South Sudan’s President Salva Kiir has been appointed to mediate peace talks between Khartoum and rebels in the Blue Nile, South Kordofan and Darfur conflict zones.
Tut Kew, Kiir’s security advisor, told journalists on Monday that the president had agreed “to mediate between the Khartoum government and the armed opposition in Sudan.”
South Sudan achieved independence from Sudan in 2011, but the states of Blue Nile and South Kordofan — which both have large ethnic minority populations who fought alongside the south — were left north of the border.
The Sudan People’s Liberation Movement-North (SPLM-N), which had been part of Kiir’s SPLM, launched an insurgency against Khartoum in the two states that same year.
Peace talks
Juba and Khartoum have traded allegations of supporting each other’s rebels on their territory, charges which both countries deny.
Successive rounds of peace talks between Khartoum and the rebels have ended without a deal.
The SPLM-N also has a loose alliance with rebels in Darfur, who have waged an older conflict since 2003 which the UN estimates has killed 300,000 people and displaced more than 2.5 million.
Sudanese officials say the conflict in Darfur has ended, but with media access restricted, reports of fighting there cannot be independently verified.

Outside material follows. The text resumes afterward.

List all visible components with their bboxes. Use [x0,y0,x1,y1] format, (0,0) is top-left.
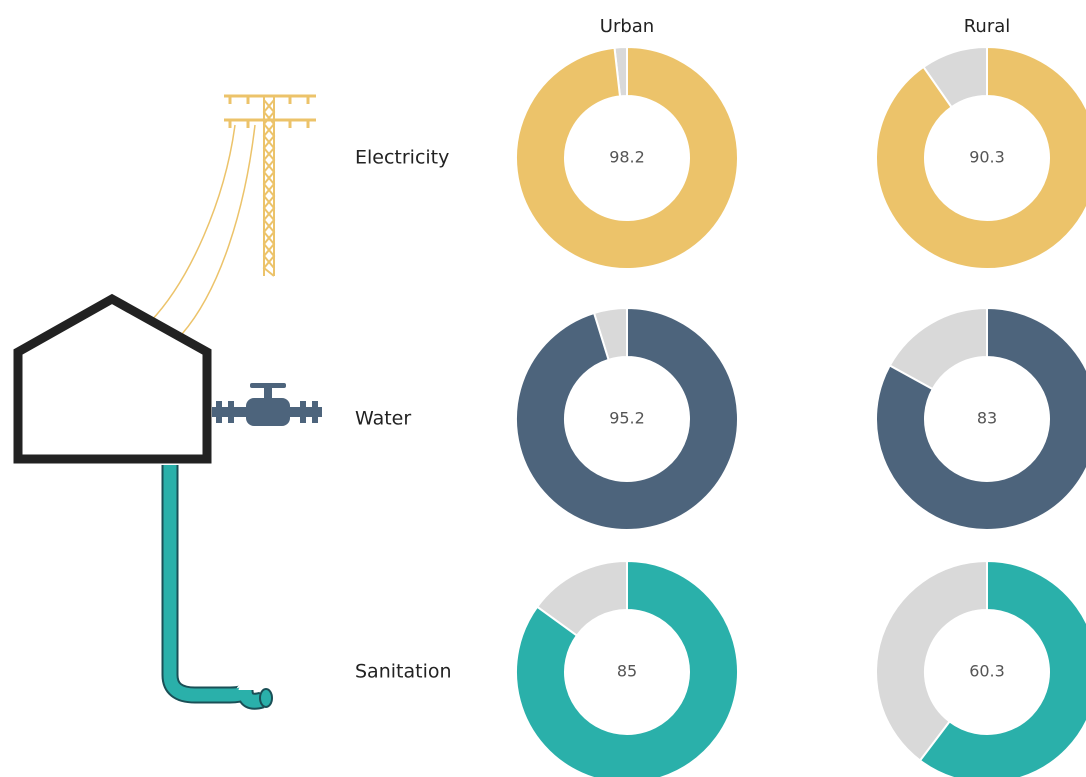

Kew said Kiir’s mediation will involve all rebel groups fighting Khartoum, including those in Blue Nile, Southern Kordofan and Darfur, which all complain of economic and political neglect by President Omar al-Bashir’s government.
“Next week mediation will start in Juba where the (Sudanese) opposition delegations and government delegations will begin peace talks,” he said.
The SPLM-N has split into two factions, and one of its leaders, Malik Agar, welcomed the move to “unify the SPLM”, through his spokesman Mubarak Ardol.
Kiir’s mediation comes after Sudan, which is gripped by an economic crisis and is keen to see oil flowing again from South Sudan, has taken an active role in mediating an end to the civil war which broke out in the south in 2013.
Kiir and his rival Riek Machar inked a peace deal in September, which led to Machar returning to Juba for the first time since fleeing in a hail of gunfire in 2016 — albeit for a brief visit — in the latest bid to end that conflict, which has killed an estimated 380,000 people.